The transgendered and transsexual people whom I interviewed for this book were kind enough, and courageous enough, to share their stories with me. Most of the individuals whose stories are contained in these pages are “success stories”—they are primarily well-educated, middle-class white Americans whose privileged socioeconomic status contributed to their positive outcomes. In this arena, as in so many others, race, class, and economics play a huge role. Yet even with all their advantages, the individuals profiled in this book grappled with an enigma that might have consumed them, had they not found the courage and strength to endure the struggle, and the support and assistance they required. Each narrative chapter of the book is followed by the edited transcript of an interview, which provides commentary on the chapter preceding it and context for the chapter that follows. This structure will, I hope, reflect something of my own journey as I undertook my research and will enable the reader to recognize what I soon recognized myself—that the larger historical narrative is in fact composed of many individual narratives, each worthy of the telling. I am only sorry that I wasn’t able to include all of the stories I heard over the past few years, or the full text of every interview.

Like politics and religion, the issue of nature versus nurture with respect to gender is one that invariably gives rise to passionate debate. I do not expect that this book will convert people who believe that gender differences are grounded entirely in social conditioning; nor do I believe that the book will eradicate the bigotry, discrimination, and violence suffered by transgendered, transsexual, and intersexual people. But I do hope that the narrative history and dialogues within its pages will promote greater understanding and acceptance of a group (or groups) of people who typically want nothing more than to live their lives in peace and be able to enjoy the same civil status and protections granted to others.

I also hope to show that the history contained in these pages is, in a very real sense, a shared history. The growing visibility of transsexual, transgendered, and intersexual people has coincided with a radical questioning and reshuffling of traditional sex roles among people who consider themselves normatively gendered. The boundaries of gender were once very clearly drawn in our culture; we are not as far removed from the rigidity and repression of traditional sex roles as we sometimes like to pretend. At the same time we remain baffled by the still unfolding gender revolution; what does it mean to be a man or a woman, and how can we best achieve fulfillment of our identities as man or woman? I entered into the research for this book partly to help myself resolve that ongoing internal debate. Along the way I discovered that each of us has been profoundly affected by the questions posed by the individuals described here, and by the answers that science has provided, and will continue to provide, to the riddle of gender.

One

THE HANDS OF GOD

I certify that Chevalier d’Eon lived with me for approximately three years, that I always considered him to be a woman; however, after his death and upon observation of the corpse discovered that he was a man. My wife certifies the same.
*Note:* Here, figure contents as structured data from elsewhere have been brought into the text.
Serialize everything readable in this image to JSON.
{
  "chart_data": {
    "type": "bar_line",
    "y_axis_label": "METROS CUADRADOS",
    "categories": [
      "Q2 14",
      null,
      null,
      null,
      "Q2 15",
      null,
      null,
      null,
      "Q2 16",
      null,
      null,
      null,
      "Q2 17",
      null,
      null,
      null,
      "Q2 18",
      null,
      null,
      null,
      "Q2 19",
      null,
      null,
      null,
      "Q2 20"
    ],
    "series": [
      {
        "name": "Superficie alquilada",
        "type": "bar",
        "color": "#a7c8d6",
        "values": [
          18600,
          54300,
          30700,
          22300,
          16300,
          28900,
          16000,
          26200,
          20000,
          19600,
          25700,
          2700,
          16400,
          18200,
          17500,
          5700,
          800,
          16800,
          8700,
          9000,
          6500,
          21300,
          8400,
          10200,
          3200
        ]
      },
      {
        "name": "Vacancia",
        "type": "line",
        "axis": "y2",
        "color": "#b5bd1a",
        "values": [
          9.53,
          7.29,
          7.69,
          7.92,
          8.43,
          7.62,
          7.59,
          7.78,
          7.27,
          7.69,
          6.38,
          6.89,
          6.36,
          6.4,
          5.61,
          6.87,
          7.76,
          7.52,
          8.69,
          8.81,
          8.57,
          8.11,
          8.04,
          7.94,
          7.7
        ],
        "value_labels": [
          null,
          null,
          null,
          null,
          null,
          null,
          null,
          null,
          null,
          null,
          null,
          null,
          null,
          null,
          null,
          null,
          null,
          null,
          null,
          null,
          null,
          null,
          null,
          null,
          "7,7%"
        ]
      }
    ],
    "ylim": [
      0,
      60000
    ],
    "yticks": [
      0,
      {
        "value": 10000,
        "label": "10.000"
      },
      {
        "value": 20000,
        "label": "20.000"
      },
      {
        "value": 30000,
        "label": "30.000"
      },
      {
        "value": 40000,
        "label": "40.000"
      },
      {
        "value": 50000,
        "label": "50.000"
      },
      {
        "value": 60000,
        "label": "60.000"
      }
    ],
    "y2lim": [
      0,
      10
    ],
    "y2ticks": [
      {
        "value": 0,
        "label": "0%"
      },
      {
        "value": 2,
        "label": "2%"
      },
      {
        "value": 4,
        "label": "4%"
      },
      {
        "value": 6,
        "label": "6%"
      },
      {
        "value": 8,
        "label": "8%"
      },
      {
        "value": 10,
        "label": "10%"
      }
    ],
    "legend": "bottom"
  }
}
WILLIAM BOUNING, LONDON, 1810

I began the research for this book in the way that I approach every scientific subject that interests me, by searching the literature. I soon discovered that far from being a product of the modern world, gender variance has been documented across cultures and in every epoch of history. Male-bodied persons dressing and living as women and female-bodied persons dressing and living as men were known in ancient Greece and Rome, among Native American tribes prior to the arrival of Europeans, on the Indian subcontinent, in Africa, in Siberia, in eastern Europe, and in nearly every other indigenous society studied by anthropologists. According to historian Vern Bullough, “gender crossing is so ubiquitous, that genitalia by itself has never been a universal nor essential insignia of a lifelong gender. “In some of these cultures, cross-gendered persons were considered shamans gifted with extraordinary psychic powers, and they assumed special ceremonial roles. In many religions, the gods themselves can transform their sex at will, cross-dress, or are androgynous. Our Judeo-Christian heritage, founded on a belief in an exclusively male deity, has frowned on such gender fluidity; nonetheless, throughout the Middle Ages and even into the modern era, cross-dressing has been permitted and indeed celebrated at festivals, in clubs, and on the stage.

Moreover, the deathbed discovery of a gender reversal is a far more common occurrence in Western history than one might suspect. Many (though not all) of the persons whose names and stories are known to us today were born female and lived some or all of their lives as men. A few of the better-known individuals in this category include James Barry, British army physician and Inspector-General, died 1865; Charles Durkee Pankhurst, California stagecoach driver, died 1879; Murray Hall, Tammany Hall politician, died 1901; Jack Bee Garland, soldier in the Spanish-American War, died 1936; and Billy Tipton, jazz trumpeter, died 1989. Some of these people were married to women, who publicly expressed shock and amazement when their partners died and were found to be other than what friends and neighbors assumed them to be. It is impossible to know if this shock was real or was feigned for the benefit of a public that was not prepared to accept the alternative explanation—that the widow had lived happily with a female-bodied person who saw himself and was accepted by others (including his wife) as a man. The case of the Chevalier d’Eon, an eighteenth-century aristocrat whose gender was a source of considerable controversy during his lifetime, is a bit more complex, and because it became a public scandal, I will recount it more fully here.

Born in France in 1728, Charles-Genevieve Louis-Auguste-Andre-Timothee d’Eon de Beaumont lived forty- nine years as a man and thirty-four as a woman. Aristocrat, diplomat, soldier, and spy, d’Eon worked for the French government in both male and female roles, exhibiting such a chameleon-like ability to change from man to woman and back again that contemporary historians remain just as baffled as d’Eon’s peers by the chevalier’s metamorphoses. Traditional accounts suggest that d’Eon was dispatched on his first diplomatic mission to Russia in female garb to infiltrate the social circle of the Empress Elizabeth. After successfully carrying out this mission, d’Eon returned to France and assumed an unambiguously male role, becoming a captain of dragoons and fighting valiantly in the Seven Years’ War. Wounded in battle, d’Eon was named a Knight of St. Louis, and in 1762 was offered a diplomatic assignment at the British royal court. In a letter, the French king Louis XV congratulated the chevalier on his new post and wrote, “You have served me just as well in women’s clothing as you have in the clothes you are now wearing.”

While d’Eon was serving as minister plenipotentiary in London, his slight build and pretty features led many to believe that he was in fact a cross-dressed woman. People in England and France began placing wagers on his sex. The London Stock Exchange took bets on his gender, and the amount of money wagered on the chevalier purportedly rose to nearly two hundred thousand pounds in England alone. The fear of kidnapping began to haunt the chevalier, who suspected that those who had wagered large sums of money on the shape of his genitalia might seek to resolve the question by kidnapping and forced exposure. To avert a diplomatic crisis, King Louis XV of France sent a letter to George III of England, stating that d’Eon was a woman. Rather than calming public doubts, this letter created an even greater frenzy. Lawsuits were filed by losing bettors, doctors were called in to testify, and d’Eon was officially declared a woman by an English court. The chevalier responded to this public humiliation with dignity and defiance, writing to a friend, “I am what the hands of God have made me.”

In exchange for d’Eon’s agreement to live quietly as a woman, the French government granted the chevalier a generous pension. Although agreeing to abandon military dress, d’Eon requested permission to continue wearing the Cross of St. Louis, which as he wrote in a letter to the king “has always been a reward for bravery on the battlefield. Many officers have become priests or politicians and have worn this distinction over their new apparel.